Os cartões do Hull estão concentrados em poucos jogadores — funções defensivas e laterais carregam risco — enquanto os amarelos do Chelsea são mais distribuídos entre posições. Nenhum time recebeu cartão vermelho nos últimos 10 jogos; o total de amarelos é parecido, com o Hull ligeiramente acima, indicando um duelo moderadamente físico, mas não excessivamente agressivo. Vários jogadores do Chelsea estão fora ou duvidosos por lesão, o que pode influenciar os duelos defensivos.
- Cartões amarelos: Lewie Coyle (3), Regan Slater (3), John Egan (2)
- Cartões vermelhos:
- Cartões amarelos: Marc Cucurella (3), Enzo Fernandez (2), Estevao (2)
- Cartões vermelhos:
Por quê: Coyle é titular em todos os jogos e já tem o maior número de amarelos no Hull, correndo risco de mais cartões em um jogo físico; seu papel e histórico o tornam o candidato mais provável a ser advertido.
Ambos os times usam regularmente a maioria das substituições disponíveis, com o Hull fazendo em média 4,6 mudanças por jogo e o Chelsea um pouco mais, 4,78. Nenhum técnico mantém um XI fixo rígido, então mudanças táticas e pernas frescas no final são esperadas. Espere que os bancos sejam usados para influenciar a fase final da partida, não apenas para segurar o resultado.

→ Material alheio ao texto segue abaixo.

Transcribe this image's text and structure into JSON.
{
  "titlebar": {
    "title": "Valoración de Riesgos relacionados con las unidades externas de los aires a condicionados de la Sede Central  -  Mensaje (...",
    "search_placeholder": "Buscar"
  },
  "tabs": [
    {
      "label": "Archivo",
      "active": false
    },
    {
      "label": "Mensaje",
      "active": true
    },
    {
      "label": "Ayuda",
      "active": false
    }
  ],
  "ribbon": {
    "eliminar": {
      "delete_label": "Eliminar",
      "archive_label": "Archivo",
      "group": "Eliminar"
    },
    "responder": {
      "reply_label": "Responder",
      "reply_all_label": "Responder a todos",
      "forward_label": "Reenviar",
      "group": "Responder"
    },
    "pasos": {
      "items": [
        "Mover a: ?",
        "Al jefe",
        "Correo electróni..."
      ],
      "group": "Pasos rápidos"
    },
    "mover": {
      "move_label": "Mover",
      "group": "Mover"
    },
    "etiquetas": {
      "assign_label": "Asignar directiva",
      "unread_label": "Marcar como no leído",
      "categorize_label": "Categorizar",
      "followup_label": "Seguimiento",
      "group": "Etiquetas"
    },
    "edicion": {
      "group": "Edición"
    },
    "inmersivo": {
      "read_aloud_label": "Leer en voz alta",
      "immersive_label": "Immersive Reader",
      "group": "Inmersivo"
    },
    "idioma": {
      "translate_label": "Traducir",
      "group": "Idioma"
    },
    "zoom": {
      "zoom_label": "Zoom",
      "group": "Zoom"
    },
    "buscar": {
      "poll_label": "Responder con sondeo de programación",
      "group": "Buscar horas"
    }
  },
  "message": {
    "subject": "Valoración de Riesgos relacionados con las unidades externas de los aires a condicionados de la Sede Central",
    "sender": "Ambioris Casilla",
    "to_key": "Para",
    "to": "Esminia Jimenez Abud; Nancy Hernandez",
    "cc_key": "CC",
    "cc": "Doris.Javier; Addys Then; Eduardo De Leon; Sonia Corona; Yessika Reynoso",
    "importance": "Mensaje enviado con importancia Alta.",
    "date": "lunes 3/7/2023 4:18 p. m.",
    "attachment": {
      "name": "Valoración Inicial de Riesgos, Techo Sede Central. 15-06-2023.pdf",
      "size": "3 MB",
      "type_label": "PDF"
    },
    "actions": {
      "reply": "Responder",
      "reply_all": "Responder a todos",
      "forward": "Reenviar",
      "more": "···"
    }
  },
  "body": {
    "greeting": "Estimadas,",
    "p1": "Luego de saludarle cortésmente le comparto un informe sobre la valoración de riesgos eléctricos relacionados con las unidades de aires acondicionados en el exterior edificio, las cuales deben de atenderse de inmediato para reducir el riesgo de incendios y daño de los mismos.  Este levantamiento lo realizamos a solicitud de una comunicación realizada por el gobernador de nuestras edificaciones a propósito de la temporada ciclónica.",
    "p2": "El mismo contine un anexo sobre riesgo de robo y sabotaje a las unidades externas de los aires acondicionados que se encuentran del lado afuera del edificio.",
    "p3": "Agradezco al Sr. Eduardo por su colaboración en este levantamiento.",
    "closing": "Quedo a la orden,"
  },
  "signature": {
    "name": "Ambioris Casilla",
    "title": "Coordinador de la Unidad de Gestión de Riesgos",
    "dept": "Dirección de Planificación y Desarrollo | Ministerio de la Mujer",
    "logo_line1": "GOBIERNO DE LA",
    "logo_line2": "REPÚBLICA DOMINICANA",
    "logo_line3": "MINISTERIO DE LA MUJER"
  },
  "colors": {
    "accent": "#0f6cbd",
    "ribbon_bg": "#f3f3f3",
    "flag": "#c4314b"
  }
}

Os reservas do Hull marcaram 2 gols e deram 1 assistência nos últimos 10 jogos — cerca de 18% dos gols e 14% das assistências — indicando impacto limitado do banco. O banco do Chelsea tem sido muito mais influente, com 6 gols e 5 assistências (27% dos gols e 45% das assistências), mostrando vantagem clara em ameaça ofensiva e criatividade vindas dos substitutos.
Hull: Sem um coringa claro — Kieran Dowell e Lewis Koumas marcaram uma vez cada vindo do banco e Yu Hirakawa tem uma assistência como substituto, mas nenhum com impacto decisivo em volume.
Chelsea: Alejandro Garnacho se destaca como principal ameaça de gol do banco com 2 gols como substituto, enquanto Cole Palmer é o líder em assistências vindo do banco com 2 passes; Joao Pedro e Enzo Fernandez também têm retornos úteis (1 gol + 1 assistência cada), mas Garnacho e Palmer têm vantagem clara.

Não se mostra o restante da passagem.